Raise. By slightly raising the borrower guarantee fee from the current statutory limit of 0.9375, we could allow borrowers to continue covering the cost of the program and again stabilize the entire 504 loan program. The amount of increase to borrowers does not have to be significant and would likely not deter any qualified borrowers from utilizing the program. However, this could be a minimal increase if it is coupled with some of the concepts previously mentioned in this document. For ease, we would suggest these be raised to match the 504 refinance fee level (1.103) versus the current statutory maximum (0.9375). This increase of 16.55 basis points would result in a reduction of the estimated $113 million subsidy to $103.07 million (a reduction of $9.93 million or 8.78% less). Again, this is not an ideal strategy, but given that it should be temporary, it is well worth investigating to ensure the subsidy rate is ultimately reduced.

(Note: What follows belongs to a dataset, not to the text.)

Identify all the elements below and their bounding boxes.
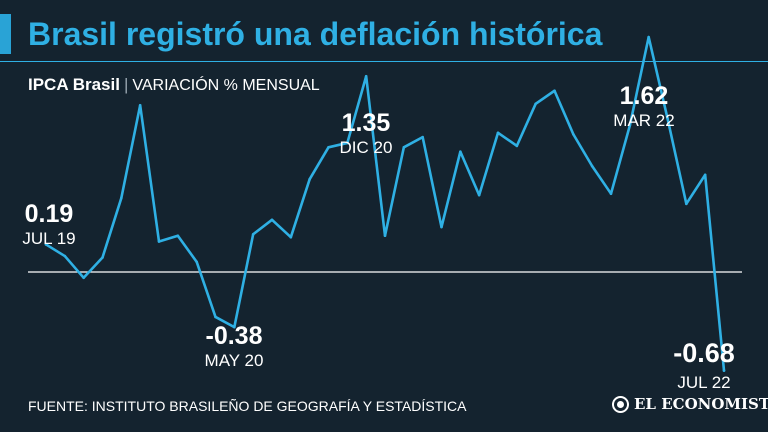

Three E’s: Empowerment, Extension, and Extra Measures. These are the three ways that the SBA 504 loan program can become zero-subsidy once again. I urge the Committee to consider these recommended solutions, particularly Extending the 504 refinance program, Extending the FMLP program, and Empowering CDCs to become more involved in the recovery process. Please take action on these expeditiously.
Thank you, once again, for your time and consideration.